Required dependencies: libavahi-client-dev libcups2-dev libdb-dev libssl-dev (install these first using apt-get or whatever package manager the distro uses)

Configure: ./configure --enable-debian --enable-zeroconf --enable-ddp --enable-cups --enable-ssl --sysconfdir=/etc --with-uams-path=/usr/lib/netatalk

Make it load on startup: update-rc.d netatalk defaults

Installing it in a VM is also handy because it also makes it portable. If you reinstall your system or want to install the server on another machine you just have to install the VM software and import your VM. I'm using VirtualBox here.

Since you say that it can be mounted in System 6, that means that your .conf files are at least somewhat correct. Would you be so kind as to upload all the contents (XXXXXXXX out any you'd consider "sensitive") of the afpd.conf, /etc/default/netatalk and /etc/netatalk/AppleVolumes.default files to pastebin?

That kremalicious thing was my source for doing it on the Guide, but that was from repository source, not compiling it manually. Any notes of yours you'd like to share?

EDIT: Did you also load the Berkeley DB libraries? If so, how?

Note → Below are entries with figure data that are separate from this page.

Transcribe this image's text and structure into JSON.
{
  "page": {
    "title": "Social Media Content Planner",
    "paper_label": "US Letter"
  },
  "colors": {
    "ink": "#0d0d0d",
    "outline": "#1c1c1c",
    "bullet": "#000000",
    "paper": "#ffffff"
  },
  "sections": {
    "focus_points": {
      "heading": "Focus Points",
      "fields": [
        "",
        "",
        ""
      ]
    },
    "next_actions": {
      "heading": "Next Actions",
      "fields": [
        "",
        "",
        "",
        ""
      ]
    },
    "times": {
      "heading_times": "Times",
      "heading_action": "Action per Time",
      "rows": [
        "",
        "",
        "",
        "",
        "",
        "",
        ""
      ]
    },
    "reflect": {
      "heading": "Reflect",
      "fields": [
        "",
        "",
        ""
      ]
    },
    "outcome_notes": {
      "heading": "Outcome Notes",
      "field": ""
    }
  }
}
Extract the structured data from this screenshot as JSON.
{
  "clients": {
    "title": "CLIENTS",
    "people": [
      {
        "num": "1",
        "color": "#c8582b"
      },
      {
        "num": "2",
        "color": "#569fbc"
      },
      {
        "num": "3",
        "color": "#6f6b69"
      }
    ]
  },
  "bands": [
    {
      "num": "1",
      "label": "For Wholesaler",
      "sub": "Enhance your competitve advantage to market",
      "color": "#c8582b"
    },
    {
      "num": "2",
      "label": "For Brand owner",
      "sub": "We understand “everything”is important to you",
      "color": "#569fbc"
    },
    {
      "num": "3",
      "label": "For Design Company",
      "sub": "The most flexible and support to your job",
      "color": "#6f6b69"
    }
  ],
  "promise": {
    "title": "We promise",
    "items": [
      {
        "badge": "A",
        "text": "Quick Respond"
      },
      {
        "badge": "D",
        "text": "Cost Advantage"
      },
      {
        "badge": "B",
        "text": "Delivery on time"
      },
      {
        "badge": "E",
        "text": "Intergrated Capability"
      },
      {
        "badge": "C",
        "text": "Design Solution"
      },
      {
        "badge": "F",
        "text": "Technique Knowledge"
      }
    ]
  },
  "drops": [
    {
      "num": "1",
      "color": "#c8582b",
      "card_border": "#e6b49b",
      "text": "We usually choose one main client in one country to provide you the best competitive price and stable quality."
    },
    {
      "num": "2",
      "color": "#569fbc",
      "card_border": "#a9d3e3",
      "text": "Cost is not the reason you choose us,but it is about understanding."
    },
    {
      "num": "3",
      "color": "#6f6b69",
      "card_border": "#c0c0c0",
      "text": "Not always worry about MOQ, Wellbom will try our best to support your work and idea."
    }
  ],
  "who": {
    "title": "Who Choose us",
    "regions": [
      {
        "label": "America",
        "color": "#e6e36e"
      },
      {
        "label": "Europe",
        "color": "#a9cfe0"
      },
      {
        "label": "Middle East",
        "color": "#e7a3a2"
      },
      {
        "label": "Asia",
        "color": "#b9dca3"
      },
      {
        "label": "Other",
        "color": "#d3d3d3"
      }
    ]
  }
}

Here's my conf files. On System 6 the shares were initially mounted read-only. When I updated the AppleShare Client to whatever version would run on System 6 (I can't remember now and those Macs are gone) I was able to write as well.

afpd.conf

Code:
- -transall -uamlist uams_clrtxt.so,uams_dhx.so,uams_dhx2.so -nosavepassword
AppleVolumes.default

Code:
:DEFAULT: options:upriv,usedots

/media/sf_Macintosh	"Macintosh Archive" dbpath:/home/mac/.dbfiles/macintosh options:ro
/media/sf_Shared	"Shared Folder" dbpath:/home/mac/.dbfiles/shared
/software/Essentials	"Essentials"
The media/sf_ folders are folders on the host PC attached using VirtualBox's folder sharing. This is also why I redirected their database files to folders inside the VM. The Essentials share is a folder in the VM.

atalkd.conf

Code:
eth0 -phase 2 -net 0-65534 -addr 65280.163
This was largely (completely?) system-generated. If eth0 is missing from the end of your file just add it and I think it will fill in the rest later.

As for compiling from source, after installing the required dependencies I just downloaded the 2.1.6 tarball, extracted it and ran the configure string in my previous post. Then probably followed up with "make install" (I haven't anything in my notes about this so I'm assuming it was standard operating procedure after configure).

I haven't got any mention of the Berkeley DB libraries in my notes. Are they needed?